Stardock Systems, Inc. sued Paul Reiche III and Robert Frederick Ford over the defendants' plans to create a sequel to its Star Control: Origins and Star Control II games.
Both parties submitted a Joint Discovery Letter Brief in October, but the defendants and a third-party PR firm, Singer Associates, withheld 61 documents citing attorney-client privilege.
Stardock attempted to order a subpoena to have the documents released, but the U.S. District Court for the Northern District of California sided with the defendants and quashed the subpoena in a ruling released by U.S. Magistrate Judge Kandis A. Westmore on Nov. 30.

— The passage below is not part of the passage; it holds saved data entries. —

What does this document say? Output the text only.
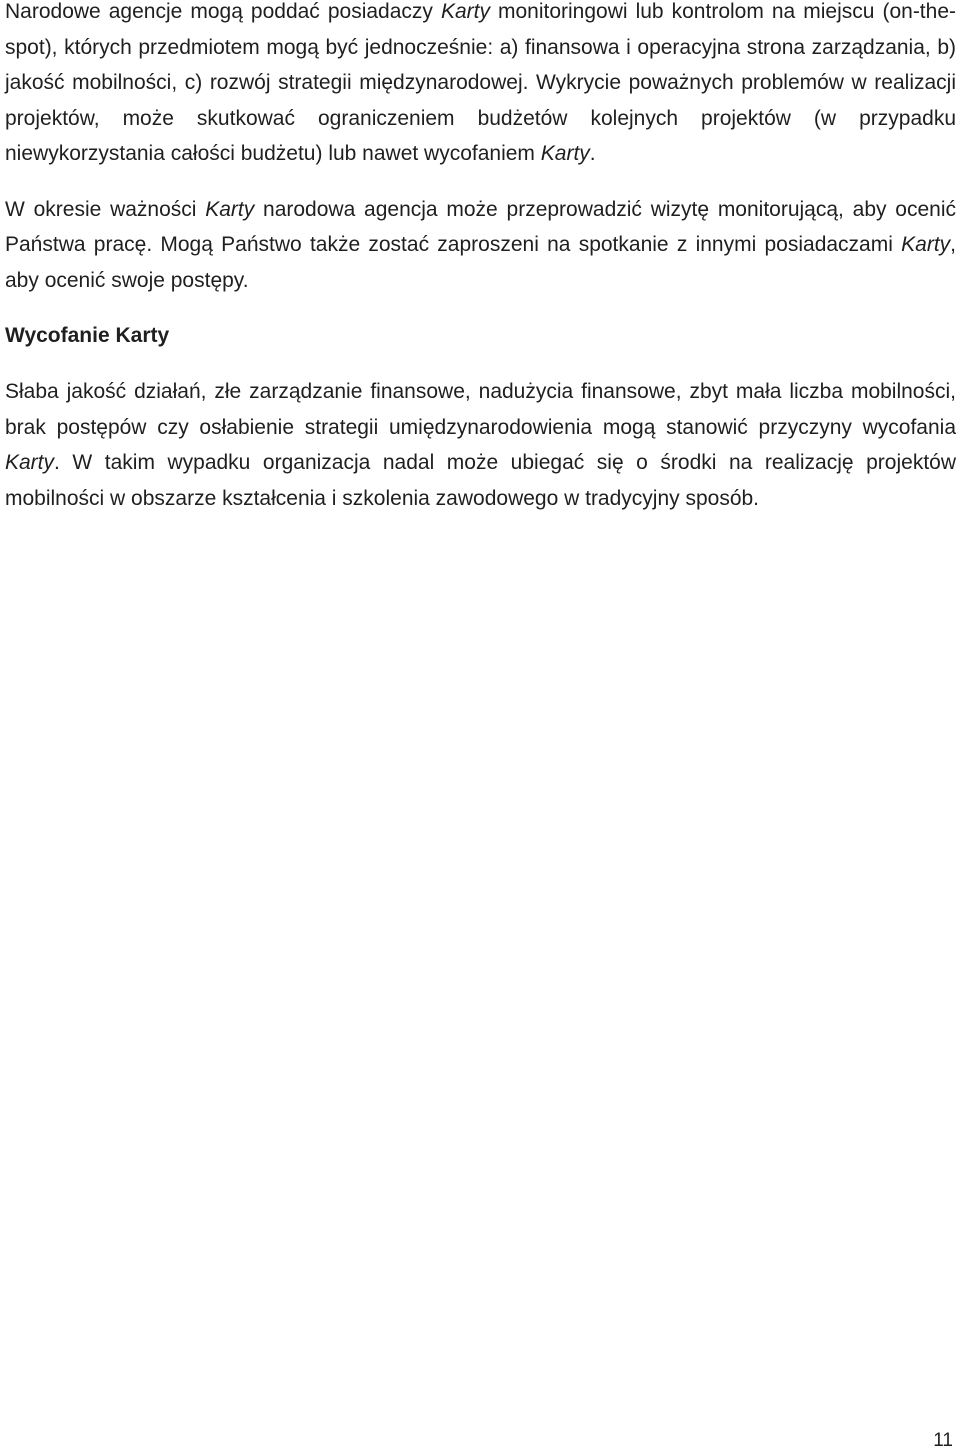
Narodowe agencje mogą poddać posiadaczy Karty monitoringowi lub kontrolom na miejscu (on-the-spot), których przedmiotem mogą być jednocześnie: a) finansowa i operacyjna strona zarządzania, b) jakość mobilności, c) rozwój strategii międzynarodowej. Wykrycie poważnych problemów w realizacji projektów, może skutkować ograniczeniem budżetów kolejnych projektów (w przypadku niewykorzystania całości budżetu) lub nawet wycofaniem Karty.

W okresie ważności Karty narodowa agencja może przeprowadzić wizytę monitorującą, aby ocenić Państwa pracę. Mogą Państwo także zostać zaproszeni na spotkanie z innymi posiadaczami Karty, aby ocenić swoje postępy.

Wycofanie Karty

Słaba jakość działań, złe zarządzanie finansowe, nadużycia finansowe, zbyt mała liczba mobilności, brak postępów czy osłabienie strategii umiędzynarodowienia mogą stanowić przyczyny wycofania Karty. W takim wypadku organizacja nadal może ubiegać się o środki na realizację projektów mobilności w obszarze kształcenia i szkolenia zawodowego w tradycyjny sposób.

11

The court said that the subpoena would be in violation of attorney-client privilege and that the defendants were protected under the work-product doctrine.
It was the defendants’ legal team that brought on Singer to provide PR strategy during the litigation, so the attorney-client privilege policy applied, the court ruling said.
The requested communications included draft answers in response to media inquiries and Stardock’s claims.
“As can be seen by the privilege log, documents such as a ‘draft answer and counterclaim’ and a ‘draft press release’ would contain ‘the mental impressions, conclusions, opinions, or legal theories of a party’s attorney or other representative concerning the litigation,” the court determined in siding with the defendants on the work-product doctrine.